Monday, July 13, 2015

Me

I struggle with depression.

Some days I wake up (which is usually at 5am because I have to go to work) and I don't want to move. I just want to lay in bed all day and just forgo all of my responsibilities and be nobody. There are days when no matter what I do, no matter who I'm with, it's just a shitty day because my brain has decided it is and I just want to disappear from existence.

But despite all this, I get up out of bed, put one foot in front of the other, put on a smile, and try to be a productive member of society. It sucks. Like some days it's so hard and mentally draining to try and be this upbeat person that everyone expects me to be. Even when I'm at Versus, playing Smash and commentating, something that I love doing with all of my heart, it is just so hard to be there or get on the mic and try to be this high energy, likable person for the crowd.

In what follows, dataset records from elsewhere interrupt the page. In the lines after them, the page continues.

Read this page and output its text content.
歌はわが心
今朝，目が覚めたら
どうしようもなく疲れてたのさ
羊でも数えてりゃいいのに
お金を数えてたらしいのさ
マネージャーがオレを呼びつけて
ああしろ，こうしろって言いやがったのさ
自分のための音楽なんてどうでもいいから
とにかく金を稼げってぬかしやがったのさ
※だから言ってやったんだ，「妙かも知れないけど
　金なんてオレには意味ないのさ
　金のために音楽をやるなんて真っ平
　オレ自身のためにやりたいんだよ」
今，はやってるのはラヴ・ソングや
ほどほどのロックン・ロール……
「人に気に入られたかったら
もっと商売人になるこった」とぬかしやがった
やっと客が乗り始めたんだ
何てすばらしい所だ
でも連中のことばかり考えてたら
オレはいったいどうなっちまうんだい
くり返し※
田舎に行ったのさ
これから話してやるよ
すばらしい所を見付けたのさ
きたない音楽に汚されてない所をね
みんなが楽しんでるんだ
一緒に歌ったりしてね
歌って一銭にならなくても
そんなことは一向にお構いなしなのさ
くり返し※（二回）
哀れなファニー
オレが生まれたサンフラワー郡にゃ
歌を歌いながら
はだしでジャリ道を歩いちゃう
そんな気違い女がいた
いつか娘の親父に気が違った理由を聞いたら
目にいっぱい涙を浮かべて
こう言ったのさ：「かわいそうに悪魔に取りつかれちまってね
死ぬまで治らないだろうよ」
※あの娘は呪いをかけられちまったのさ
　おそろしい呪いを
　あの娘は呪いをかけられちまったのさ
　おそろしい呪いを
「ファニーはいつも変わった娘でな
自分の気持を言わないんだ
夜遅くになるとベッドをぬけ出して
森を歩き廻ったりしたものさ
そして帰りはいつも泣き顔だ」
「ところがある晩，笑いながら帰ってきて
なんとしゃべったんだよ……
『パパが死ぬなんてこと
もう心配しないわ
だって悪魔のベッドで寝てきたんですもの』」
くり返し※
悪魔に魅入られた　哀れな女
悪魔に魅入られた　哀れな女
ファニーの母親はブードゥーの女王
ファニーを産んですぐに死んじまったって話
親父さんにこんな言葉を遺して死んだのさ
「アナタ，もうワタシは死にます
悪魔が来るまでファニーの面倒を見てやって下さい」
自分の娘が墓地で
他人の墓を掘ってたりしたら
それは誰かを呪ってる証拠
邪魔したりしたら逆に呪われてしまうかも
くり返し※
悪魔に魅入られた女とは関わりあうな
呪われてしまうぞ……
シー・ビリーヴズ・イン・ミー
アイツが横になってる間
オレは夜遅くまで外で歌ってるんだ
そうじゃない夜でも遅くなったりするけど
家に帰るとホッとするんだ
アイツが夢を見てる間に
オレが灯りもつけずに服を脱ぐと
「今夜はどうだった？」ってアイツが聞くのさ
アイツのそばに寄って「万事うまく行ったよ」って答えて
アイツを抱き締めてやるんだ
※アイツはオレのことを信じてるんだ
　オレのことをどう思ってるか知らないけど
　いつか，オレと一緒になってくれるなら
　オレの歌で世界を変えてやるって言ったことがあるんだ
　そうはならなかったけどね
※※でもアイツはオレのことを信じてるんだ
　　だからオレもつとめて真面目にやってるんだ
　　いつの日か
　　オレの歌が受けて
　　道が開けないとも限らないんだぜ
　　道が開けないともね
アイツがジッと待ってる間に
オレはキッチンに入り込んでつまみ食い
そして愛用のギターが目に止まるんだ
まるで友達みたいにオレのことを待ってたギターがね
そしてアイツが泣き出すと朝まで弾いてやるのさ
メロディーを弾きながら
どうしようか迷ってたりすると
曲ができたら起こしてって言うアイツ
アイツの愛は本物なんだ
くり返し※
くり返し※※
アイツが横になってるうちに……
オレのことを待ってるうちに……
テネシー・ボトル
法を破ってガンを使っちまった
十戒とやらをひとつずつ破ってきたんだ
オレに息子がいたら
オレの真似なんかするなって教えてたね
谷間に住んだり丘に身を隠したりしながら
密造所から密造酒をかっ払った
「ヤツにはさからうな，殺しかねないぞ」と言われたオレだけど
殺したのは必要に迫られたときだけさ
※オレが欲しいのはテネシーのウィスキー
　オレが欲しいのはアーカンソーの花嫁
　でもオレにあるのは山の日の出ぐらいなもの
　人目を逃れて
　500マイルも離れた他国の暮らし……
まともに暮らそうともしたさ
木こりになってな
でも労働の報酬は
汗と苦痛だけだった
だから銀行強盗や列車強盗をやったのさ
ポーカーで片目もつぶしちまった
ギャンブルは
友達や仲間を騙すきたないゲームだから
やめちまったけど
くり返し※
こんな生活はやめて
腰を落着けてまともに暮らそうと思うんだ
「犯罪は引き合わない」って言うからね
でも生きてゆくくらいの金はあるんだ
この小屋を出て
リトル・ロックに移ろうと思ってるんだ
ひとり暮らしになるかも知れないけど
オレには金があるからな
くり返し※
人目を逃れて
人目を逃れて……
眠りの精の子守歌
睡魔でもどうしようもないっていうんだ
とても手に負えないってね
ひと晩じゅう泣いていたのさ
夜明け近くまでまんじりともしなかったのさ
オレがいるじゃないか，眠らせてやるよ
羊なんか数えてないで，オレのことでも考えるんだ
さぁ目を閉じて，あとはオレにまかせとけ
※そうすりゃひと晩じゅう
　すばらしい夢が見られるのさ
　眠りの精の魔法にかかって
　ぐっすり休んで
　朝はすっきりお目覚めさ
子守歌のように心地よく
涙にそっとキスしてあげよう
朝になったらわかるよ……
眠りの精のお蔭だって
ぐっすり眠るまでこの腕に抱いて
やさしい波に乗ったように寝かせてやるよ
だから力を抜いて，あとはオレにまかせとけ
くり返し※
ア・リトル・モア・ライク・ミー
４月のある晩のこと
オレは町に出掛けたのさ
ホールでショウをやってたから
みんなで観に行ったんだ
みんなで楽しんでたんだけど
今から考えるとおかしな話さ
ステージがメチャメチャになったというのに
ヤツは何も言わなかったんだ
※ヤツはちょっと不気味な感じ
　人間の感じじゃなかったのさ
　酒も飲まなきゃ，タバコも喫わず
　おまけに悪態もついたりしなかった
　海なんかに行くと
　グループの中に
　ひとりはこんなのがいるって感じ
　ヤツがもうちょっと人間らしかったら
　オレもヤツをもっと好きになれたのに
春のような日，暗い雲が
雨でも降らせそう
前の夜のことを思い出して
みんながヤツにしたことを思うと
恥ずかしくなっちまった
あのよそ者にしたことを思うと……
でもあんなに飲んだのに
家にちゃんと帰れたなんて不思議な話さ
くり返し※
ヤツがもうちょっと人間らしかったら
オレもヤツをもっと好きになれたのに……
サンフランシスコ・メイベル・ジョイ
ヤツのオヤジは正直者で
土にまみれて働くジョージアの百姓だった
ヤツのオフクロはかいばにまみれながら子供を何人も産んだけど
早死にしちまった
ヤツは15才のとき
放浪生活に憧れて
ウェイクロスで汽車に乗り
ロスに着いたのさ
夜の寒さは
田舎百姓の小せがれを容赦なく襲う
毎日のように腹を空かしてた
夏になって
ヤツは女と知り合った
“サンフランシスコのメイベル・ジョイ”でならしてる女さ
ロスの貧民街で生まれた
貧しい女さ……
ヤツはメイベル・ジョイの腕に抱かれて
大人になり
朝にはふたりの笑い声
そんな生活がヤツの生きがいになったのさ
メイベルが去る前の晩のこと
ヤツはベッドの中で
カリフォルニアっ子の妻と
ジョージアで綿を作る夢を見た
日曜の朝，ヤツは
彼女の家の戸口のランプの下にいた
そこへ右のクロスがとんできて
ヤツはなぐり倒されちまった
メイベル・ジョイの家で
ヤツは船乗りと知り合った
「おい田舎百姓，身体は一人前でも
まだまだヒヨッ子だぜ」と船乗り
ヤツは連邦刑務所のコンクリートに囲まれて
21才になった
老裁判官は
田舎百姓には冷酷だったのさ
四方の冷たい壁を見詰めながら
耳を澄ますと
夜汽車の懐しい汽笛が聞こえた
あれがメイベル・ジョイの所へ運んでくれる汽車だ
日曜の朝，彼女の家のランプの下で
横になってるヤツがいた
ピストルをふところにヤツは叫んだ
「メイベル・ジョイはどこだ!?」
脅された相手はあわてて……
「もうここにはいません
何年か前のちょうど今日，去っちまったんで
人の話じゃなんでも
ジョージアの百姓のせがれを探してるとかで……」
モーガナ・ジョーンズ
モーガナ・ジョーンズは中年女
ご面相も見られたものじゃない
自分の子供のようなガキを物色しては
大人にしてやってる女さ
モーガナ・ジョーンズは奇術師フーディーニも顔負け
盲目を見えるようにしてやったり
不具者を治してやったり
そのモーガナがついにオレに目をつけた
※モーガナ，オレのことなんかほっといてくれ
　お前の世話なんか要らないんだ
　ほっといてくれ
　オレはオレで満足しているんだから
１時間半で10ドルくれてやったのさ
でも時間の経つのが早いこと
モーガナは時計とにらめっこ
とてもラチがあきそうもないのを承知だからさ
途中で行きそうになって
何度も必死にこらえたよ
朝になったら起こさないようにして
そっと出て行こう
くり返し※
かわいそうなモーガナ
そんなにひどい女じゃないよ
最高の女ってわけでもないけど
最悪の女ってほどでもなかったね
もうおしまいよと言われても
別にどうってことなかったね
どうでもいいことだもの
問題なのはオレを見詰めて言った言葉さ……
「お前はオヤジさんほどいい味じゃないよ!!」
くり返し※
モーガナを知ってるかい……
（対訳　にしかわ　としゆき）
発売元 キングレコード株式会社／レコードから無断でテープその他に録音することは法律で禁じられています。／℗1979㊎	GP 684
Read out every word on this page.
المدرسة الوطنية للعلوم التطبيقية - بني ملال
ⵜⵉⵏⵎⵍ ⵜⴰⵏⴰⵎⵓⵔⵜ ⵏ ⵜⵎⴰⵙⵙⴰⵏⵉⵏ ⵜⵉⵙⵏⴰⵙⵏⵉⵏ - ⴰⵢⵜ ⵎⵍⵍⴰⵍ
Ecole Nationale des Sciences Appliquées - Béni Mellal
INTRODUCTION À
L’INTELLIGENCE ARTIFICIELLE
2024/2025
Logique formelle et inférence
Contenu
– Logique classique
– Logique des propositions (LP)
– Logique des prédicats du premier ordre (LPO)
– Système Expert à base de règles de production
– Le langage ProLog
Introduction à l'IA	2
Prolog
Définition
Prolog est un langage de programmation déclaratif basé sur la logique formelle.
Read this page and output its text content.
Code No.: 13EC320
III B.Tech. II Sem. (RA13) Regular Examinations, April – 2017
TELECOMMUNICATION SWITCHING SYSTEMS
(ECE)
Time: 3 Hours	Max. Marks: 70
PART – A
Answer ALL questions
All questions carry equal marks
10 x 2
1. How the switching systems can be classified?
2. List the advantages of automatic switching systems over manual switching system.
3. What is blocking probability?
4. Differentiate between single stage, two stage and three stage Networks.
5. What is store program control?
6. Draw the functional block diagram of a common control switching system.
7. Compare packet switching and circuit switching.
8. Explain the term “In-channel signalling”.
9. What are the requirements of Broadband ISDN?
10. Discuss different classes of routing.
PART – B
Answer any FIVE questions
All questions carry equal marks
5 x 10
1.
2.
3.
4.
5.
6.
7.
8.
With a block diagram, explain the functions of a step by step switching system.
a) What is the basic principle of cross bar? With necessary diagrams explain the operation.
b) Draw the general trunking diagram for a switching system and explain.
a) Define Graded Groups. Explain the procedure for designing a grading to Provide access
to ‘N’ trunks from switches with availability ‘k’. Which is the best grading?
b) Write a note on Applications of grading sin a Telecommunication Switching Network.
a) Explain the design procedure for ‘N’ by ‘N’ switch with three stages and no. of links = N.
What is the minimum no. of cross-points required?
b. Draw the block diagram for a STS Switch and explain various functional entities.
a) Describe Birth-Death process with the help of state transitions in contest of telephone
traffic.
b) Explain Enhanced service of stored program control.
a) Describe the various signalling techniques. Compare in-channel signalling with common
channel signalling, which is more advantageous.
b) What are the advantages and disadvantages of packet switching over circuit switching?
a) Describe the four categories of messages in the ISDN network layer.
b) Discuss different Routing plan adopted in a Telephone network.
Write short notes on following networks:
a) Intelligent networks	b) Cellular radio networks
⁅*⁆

Now I don't always feel like this. Some days are better than others. Sometimes I don't feel like this at all for weeks and months at a time. Even over the past few months I've been in a pretty good place, mentally and physically. I have a great job, I'm doing well in school, even my "Smash Career" (and I use those words very lightly) seems to be going well enough. But even still, some days and weeks I'm just this depressed person that nothing matters. And I hate it, I wish I was normal. I wish my brain functioned normally. I wish I didn't feel this way. I just want to be regular guy who just goes through life, that's not so hard to ask right?

Now that past week I've been feeling a bit depressed. Just came out of nowhere because I thought I was doing ok. CEO was so good, and I'll be at EVO very soon. But I'm still a bit down. Forever will I continue to be overlooked because I am too nice and too genuine. If had a dollar every time I've been told how nice of a person I am,  I'd be a rich man. But people don't want the nice guy unfortunately, and that sucks...a lot.

But I can't change who I am. I will forever go along being nice, being caring, being the Jon Viveros that all of you know and hopefully love.

And one day, I'll have my day, find the person I'm looking for and be truly happy...If only I believed that and it was true.